Multi-tissue analysis of embryonic axis elongation using transgenic quails and time-lapse imaging – MULTIEL

Posterior axis elongation is a major morphogenetic event that produces the typical head-to-tail elongated body shape of vertebrate embryos. Axis elongation involves the three germ layers of the embryo: the ectoderm, the mesoderm, and the endoderm. Interactions between these layers represent a fundamental aspect of developmental biology; they allow for the patterning and morphogenesis of the different functioning organs. However, while the mechanisms of tissue elongation have mostly been studied in separate tissue types, the principles allowing for the coordination of elongation between tissues and between germ layers remain largely unknown. Additionally, the mechanisms defining the coordination between cellular fate decisions, cellular movements, and axis elongation remain to be discovered.

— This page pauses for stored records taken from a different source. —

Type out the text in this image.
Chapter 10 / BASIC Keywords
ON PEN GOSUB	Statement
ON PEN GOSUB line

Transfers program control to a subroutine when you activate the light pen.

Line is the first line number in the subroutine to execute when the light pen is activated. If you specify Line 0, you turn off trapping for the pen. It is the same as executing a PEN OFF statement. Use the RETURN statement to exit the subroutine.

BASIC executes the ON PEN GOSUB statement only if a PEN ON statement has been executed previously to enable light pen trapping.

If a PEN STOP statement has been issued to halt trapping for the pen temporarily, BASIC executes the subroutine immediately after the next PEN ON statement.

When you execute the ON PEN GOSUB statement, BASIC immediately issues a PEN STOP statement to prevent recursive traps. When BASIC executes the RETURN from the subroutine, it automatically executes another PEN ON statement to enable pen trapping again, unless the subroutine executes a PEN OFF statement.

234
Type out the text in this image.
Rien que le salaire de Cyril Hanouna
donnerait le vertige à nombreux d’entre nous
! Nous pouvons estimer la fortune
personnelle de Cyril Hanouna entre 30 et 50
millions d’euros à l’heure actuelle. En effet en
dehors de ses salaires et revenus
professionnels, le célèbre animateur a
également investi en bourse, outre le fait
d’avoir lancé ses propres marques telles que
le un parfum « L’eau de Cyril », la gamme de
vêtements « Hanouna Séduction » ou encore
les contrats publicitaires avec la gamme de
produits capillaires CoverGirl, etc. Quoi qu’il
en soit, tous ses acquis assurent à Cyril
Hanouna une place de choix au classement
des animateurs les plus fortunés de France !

MULTIEL will build on our previous work where we used transgenic quail embryos that ubiquitously express a nuclear fluorescent protein and time-lapse imaging to quantitatively compare different tissue movements in the elongating embryo. This approach allowed us to demonstrate that embryonic elongation is defined by the coordination of distinct tissue-specific behaviors. In particular, we observed that the posterior tissue layers extend differentially, sliding in independent directions and speeds relative to one another. Of importance for this project, our data indicate that the regulation of cells leaving the embryonic tail bud, an area that contains progenitor cells, is central to coordinate this multi-tissue elongation choreography. However, neither the single cell behaviors nor the exact contributions of progenitor cells to the different embryonic tissues have ever been assessed. Interestingly, the progenitor region is precisely the place where cell specification related to tissue formation takes place: progenitors adopt either a mesoderm or a neuro-ectoderm fate before migrating into their future tissues. In the preliminary data, we show that differential expression of tissue-specific proteins (Sox2 for neural tissue and Bra for mesodermal tissue) divides the progenitor region into sub-domains. These data suggest that these sub-domains, because they contain cells expressing different levels of Sox2 and Bra, might contribute in unique ways to axis formation.
In MULTIEL, we hypothesize that specification events taking place in the progenitor region interplay with morphogenesis to build the different tissues of the body axis. We propose to address the coordination of cell fate specification and morphogenesis by using live imaging microscopy and newly generated transgenic quail embryos that allow for both single cell and tissue movement analysis with an exceptional level of precision. Specific objectives of MULTIEL are: 1) deciphering cell and tissue behaviors in the progenitor zone and its derivative tissues and 2) analyzing the coordination of cell specification and morphogenesis during axis elongation. The outcome of this project will contribute to our basic knowledge of vertebrate embryo axis elongation and on the coordination of morphogenesis and cell fate acquisition during development.